There are two types of cDNA clones (designated alpha 1 and alpha 2) encoding the alpha subunit of carp gonadotropin. These two cDNAs are derived from different genes and encode proteins that differ by seven amino acid residues (three in the signal peptide and four in the mature polypeptide). Expression of these two cDNAs in insect cells by recombinant baculovirus revealed that the alpha 1 subunit, after noncovalent association with the beta subunit, has the same potency as the native alpha subunit purified from the pituitary. In contrast, the alpha 2 subunit can associate with the beta subunit, but only to form an inactive gonadotropin. Competition of the alpha 2 subunit with the alpha 1 subunit for association with the beta subunit decreases the gonadotropin activity of the alpha/beta complex. In addition, both alpha 1 and alpha 2 subunits are secreted into the culture medium by insect cells and have an apparent molecular mass approximately 5 kDa higher than that of the native alpha subunit. These results indicate that the insect cell-derived alpha 1 subunit is biologically active and that those four amino acid changes in the mature of alpha 2 protein affect the biological activity and thus provide valuable clues for the study of the structure-function relationship of the alpha subunit of glycoprotein hormones.

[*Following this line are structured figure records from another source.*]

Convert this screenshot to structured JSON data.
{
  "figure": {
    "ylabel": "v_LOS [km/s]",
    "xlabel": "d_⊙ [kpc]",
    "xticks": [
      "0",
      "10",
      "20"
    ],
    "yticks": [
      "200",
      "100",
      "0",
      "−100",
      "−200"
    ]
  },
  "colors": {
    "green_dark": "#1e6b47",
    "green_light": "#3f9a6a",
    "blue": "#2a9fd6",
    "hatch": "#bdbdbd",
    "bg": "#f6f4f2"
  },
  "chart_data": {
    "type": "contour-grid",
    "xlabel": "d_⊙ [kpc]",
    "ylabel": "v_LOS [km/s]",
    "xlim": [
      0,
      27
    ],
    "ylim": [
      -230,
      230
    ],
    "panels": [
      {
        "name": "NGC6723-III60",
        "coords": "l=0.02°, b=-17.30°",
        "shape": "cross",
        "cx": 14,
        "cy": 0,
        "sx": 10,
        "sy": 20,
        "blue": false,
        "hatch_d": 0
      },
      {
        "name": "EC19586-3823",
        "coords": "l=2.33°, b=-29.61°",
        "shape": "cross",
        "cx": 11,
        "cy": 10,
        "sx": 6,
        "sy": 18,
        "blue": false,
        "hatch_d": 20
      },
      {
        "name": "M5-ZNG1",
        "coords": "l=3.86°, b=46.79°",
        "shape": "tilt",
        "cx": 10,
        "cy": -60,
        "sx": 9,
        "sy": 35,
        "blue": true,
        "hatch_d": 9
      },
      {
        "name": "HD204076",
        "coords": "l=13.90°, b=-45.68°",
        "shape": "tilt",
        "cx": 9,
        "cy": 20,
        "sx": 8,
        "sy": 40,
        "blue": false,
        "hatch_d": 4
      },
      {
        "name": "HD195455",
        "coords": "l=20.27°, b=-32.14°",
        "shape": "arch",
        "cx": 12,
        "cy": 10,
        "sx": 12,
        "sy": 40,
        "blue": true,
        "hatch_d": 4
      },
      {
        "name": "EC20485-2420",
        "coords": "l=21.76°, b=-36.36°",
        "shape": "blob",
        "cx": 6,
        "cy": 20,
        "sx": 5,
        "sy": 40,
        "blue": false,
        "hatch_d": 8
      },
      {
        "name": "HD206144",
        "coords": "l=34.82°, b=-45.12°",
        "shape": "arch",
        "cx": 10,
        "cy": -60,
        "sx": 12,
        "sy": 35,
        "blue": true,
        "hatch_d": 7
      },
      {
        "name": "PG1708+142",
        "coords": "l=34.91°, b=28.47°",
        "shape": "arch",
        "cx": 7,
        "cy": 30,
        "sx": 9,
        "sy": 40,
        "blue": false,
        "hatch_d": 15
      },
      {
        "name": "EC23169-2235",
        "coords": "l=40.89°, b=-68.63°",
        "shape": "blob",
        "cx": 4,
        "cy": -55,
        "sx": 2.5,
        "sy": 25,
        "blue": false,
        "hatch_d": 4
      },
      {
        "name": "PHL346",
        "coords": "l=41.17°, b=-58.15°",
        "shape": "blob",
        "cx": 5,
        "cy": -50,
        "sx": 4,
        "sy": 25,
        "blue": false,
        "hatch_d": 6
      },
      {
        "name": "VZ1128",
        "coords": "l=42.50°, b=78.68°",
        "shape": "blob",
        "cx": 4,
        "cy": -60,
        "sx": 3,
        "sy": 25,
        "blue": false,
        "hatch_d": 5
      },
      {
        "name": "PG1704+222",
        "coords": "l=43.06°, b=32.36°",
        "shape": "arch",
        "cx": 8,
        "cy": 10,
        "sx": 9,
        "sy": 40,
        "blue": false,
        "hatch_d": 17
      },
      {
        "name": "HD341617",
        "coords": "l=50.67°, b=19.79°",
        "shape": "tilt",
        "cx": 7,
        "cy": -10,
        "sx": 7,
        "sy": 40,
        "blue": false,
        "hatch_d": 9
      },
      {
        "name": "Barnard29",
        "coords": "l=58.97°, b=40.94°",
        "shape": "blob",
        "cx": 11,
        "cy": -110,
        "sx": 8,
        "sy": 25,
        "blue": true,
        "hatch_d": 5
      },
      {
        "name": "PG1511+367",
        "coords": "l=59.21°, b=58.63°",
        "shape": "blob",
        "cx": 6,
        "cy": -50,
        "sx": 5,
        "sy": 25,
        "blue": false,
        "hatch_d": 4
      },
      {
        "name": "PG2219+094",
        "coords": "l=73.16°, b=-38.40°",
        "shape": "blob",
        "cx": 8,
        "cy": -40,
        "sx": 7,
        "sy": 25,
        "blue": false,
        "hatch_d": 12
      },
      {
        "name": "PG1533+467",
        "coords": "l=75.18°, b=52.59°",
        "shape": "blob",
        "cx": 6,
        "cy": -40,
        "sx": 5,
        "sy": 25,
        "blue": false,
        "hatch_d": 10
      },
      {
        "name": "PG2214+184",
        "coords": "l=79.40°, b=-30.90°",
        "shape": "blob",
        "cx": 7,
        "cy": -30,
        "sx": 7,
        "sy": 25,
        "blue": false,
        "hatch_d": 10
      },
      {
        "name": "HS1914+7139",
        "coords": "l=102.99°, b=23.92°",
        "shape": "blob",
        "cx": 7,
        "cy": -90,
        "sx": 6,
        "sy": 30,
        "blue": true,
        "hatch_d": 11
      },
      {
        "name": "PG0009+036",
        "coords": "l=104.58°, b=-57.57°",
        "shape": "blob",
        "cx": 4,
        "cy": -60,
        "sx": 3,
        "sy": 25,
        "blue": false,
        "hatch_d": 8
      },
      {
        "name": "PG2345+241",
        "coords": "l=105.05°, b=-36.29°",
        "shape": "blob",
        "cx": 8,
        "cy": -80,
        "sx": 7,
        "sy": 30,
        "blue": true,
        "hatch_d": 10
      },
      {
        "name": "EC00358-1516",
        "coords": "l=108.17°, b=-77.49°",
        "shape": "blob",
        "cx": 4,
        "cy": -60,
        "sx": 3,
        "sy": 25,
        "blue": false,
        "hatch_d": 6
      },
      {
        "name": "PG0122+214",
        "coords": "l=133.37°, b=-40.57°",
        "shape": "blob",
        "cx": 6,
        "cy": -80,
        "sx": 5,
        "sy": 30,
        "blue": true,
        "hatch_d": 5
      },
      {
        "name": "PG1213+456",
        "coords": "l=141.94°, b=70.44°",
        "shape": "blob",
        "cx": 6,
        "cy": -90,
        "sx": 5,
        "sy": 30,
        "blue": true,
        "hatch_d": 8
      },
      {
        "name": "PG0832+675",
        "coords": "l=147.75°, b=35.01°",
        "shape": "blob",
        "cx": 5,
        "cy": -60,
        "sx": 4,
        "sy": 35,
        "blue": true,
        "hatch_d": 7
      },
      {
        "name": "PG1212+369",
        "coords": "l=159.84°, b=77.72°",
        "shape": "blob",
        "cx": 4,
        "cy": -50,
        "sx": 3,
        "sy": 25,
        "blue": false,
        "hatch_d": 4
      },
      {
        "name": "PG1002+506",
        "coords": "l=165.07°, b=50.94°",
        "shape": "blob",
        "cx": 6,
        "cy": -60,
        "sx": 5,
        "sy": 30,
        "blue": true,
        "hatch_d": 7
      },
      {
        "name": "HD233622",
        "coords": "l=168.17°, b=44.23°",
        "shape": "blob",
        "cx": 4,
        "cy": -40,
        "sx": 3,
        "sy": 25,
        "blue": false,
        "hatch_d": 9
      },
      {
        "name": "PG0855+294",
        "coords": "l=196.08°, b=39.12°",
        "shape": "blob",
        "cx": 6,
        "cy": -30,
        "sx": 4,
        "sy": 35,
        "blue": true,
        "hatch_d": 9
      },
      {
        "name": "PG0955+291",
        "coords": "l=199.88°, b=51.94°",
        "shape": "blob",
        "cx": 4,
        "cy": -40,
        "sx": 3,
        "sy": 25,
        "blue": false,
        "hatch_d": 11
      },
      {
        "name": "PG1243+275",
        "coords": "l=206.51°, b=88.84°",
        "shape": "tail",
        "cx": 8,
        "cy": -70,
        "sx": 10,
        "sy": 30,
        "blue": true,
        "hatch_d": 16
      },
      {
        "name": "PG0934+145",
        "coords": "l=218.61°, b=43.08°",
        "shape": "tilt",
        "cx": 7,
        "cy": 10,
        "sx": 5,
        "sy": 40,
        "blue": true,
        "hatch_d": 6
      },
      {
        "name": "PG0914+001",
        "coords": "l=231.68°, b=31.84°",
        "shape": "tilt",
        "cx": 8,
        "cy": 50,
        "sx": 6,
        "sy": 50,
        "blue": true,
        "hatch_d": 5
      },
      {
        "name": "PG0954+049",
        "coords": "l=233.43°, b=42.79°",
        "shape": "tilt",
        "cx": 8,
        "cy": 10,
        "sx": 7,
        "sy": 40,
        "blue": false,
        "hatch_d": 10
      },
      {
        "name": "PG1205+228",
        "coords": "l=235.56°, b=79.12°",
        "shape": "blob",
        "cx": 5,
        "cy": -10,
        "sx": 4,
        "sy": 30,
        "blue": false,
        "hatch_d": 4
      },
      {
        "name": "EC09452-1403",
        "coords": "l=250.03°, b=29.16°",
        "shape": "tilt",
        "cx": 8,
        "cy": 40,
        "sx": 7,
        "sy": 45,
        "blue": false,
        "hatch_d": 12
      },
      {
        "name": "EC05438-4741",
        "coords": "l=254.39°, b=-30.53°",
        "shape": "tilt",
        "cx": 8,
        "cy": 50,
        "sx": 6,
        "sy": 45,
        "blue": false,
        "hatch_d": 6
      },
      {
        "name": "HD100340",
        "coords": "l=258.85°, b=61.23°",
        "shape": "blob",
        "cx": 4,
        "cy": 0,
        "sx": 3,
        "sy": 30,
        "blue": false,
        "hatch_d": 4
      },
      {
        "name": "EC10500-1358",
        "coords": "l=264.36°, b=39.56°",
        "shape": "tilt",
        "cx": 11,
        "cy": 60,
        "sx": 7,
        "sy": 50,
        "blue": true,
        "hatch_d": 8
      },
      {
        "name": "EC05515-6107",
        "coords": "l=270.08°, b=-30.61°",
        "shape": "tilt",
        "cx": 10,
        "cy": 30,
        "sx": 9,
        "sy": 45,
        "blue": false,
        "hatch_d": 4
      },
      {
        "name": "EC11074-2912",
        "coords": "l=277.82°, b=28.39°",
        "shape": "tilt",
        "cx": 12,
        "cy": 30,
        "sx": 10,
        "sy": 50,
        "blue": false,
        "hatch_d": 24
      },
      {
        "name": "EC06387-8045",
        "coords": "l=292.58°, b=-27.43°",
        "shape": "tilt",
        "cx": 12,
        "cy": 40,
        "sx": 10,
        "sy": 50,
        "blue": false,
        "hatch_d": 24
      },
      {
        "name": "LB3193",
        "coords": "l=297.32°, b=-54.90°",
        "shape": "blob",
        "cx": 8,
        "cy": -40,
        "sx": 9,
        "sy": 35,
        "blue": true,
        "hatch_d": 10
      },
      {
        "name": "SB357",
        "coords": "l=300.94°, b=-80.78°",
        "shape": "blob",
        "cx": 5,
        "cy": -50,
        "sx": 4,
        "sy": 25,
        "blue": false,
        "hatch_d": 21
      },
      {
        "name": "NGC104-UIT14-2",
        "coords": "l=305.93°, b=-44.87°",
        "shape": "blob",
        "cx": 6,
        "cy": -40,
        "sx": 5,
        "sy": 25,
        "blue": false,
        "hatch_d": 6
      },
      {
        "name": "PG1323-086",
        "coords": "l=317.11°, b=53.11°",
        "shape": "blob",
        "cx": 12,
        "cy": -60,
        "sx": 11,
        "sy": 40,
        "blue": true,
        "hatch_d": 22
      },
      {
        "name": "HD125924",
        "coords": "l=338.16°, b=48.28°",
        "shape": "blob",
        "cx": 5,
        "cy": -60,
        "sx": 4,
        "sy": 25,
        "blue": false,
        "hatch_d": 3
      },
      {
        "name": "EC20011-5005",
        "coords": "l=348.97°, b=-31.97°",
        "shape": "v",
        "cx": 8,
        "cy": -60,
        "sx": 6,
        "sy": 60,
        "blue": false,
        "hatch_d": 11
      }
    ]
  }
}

Cloning and sequence analysis of the cDNA for the pituitary glycoprotein hormone alpha-subunit of the European eel

A cDNA library constructed using mRNAs isolated from pituitary glands of estradiol-treated eels was screened with a cDNA fragment for the rat glycoprotein hormone alpha-subunit. Three out of 10,000 cDNA clones were revealed and subcloned in pUC13 for characterization and sequencing. All three had the same nucleotide sequence except for a single, silent change in the coding sequence for one of them, and for the location of the poly(A) tail. Analysis of the deduced amino acid sequence strongly suggests that these cDNA clones encode the precursor for the eel common glycoprotein hormone alpha-subunit. This precursor would therefore consist of a 93 amino acid apoprotein preceded by a 24 amino acid long signal peptide. Alignment with glycoprotein hormone alpha-subunits from fish and mammals reveals high homology, ranging from 60 to 90%. Particularly, the ten cysteines and the two putative N-linked glycosylation sites were at the same position. Comparison between fish and mammals shows also that two regions are highly conserved, comprising about half of the protein length. This high conservation rate through evolution argues for the importance of these regions in the conservation of biological properties of the alpha-subunits. In contrast, other regions are highly variable and could be responsible for the immunological specificity. Northern blot analysis of pituitary RNA from control and estradiol-treated eels showed that estradiol treatment strongly increases the pituitary content of mRNA encoding the glycoprotein hormone alpha-subunit.